Oh obviously if you are going on a bit of a big trip you'll need more than usual.
Ginger Nut Review
Just thought I'd write and ask if you'd tried Tetley's Earl Grey with Vanilla. I only fraternise with the Earl occasionally myself and felt quite nervous about giving this a go but was pleasantly surprised. As usual with flavoured teas the vanilla smell is a lot stronger that the flavour and as I have milk in my Earl this is quite a relief. It also gives an extra something to the dipping biscuit of choice (for the earl has to be a plain digestive, keep it simple). Do let me know what you think, I havn't discovered any other flavours yet-do you know of any?

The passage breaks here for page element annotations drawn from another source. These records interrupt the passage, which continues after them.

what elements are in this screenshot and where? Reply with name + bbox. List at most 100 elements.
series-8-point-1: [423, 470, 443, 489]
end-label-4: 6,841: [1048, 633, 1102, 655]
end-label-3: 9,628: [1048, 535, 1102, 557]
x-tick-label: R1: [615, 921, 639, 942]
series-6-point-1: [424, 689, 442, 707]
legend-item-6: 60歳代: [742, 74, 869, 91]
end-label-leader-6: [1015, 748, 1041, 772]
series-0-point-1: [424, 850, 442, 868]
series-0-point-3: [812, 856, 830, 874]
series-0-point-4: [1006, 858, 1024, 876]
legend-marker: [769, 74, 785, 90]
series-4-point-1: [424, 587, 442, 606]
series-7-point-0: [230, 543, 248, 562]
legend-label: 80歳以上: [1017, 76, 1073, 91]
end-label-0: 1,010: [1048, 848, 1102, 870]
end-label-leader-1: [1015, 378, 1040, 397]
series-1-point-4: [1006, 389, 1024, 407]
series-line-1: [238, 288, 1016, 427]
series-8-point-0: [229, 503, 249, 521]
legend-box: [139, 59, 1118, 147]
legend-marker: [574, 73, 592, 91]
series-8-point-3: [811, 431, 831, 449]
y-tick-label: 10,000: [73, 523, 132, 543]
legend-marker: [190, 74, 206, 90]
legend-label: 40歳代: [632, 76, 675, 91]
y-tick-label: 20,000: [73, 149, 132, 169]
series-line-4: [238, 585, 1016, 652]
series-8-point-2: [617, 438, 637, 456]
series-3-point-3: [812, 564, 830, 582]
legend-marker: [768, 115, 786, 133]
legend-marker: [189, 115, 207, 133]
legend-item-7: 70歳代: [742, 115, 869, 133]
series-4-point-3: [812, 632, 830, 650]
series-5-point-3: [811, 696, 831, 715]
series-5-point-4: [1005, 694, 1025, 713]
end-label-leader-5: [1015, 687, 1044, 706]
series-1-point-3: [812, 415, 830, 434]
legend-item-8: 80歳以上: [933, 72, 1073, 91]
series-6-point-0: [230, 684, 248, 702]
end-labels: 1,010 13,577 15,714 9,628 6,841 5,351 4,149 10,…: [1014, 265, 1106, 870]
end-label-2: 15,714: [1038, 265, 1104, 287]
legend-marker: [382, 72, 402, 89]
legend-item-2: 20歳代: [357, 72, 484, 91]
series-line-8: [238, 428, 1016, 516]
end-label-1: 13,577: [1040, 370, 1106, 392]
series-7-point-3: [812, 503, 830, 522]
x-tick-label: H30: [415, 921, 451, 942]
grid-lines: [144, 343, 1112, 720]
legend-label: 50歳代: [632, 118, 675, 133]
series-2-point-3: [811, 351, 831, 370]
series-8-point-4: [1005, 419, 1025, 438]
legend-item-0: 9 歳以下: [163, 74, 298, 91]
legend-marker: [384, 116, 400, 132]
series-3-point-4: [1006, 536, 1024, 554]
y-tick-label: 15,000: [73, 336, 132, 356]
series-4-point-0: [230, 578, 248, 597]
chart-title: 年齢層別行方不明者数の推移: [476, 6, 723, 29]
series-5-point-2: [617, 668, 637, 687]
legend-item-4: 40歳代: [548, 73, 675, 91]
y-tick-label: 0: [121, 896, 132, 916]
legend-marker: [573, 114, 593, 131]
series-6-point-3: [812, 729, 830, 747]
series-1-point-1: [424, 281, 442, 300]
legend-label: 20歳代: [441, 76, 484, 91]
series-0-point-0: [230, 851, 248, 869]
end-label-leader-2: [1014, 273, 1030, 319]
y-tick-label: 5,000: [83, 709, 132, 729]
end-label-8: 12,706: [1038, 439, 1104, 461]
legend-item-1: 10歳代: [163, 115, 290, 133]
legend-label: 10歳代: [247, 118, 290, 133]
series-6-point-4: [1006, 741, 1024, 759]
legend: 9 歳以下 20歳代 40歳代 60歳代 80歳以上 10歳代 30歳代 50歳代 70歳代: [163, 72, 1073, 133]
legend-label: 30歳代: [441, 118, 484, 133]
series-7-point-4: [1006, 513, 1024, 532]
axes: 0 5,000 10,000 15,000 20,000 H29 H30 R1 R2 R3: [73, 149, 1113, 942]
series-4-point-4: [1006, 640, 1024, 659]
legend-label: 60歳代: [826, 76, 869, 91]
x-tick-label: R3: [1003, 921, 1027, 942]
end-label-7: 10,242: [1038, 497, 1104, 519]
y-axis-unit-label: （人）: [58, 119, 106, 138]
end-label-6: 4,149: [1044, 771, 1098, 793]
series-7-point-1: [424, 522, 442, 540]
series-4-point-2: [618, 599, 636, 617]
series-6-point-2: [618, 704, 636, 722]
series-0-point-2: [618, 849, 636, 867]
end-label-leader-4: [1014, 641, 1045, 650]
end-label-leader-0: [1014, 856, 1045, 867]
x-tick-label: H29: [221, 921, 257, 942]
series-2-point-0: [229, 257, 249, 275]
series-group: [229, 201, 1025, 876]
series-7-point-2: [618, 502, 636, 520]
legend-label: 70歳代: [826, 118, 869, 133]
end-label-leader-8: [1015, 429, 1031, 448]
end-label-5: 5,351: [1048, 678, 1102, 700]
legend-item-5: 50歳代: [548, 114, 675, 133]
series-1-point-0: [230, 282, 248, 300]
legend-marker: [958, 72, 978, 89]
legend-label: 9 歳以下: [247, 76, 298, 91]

p.s. I also wanted to ask the biscuit eating world if there were any other ginger people (I am one of that variety myself) who felt that they were comitting a social taboo by opting for a ginger biscuit when offered. I have often noticed sidelong glances when I go for the ginger cake/biscuit as if I were doing something just a little bit brazen.
|Nicey replies: Hester,
We drink PG.
As for Ginger matters, Tom who edited our book and his wife are both of the Ginger persuasion and for their wedding cake had a huge ginger one with a Gingerbread groom and bride on top. Perhaps you should up the ante and carry around lumps of ginger, and those little jars of it to snack on.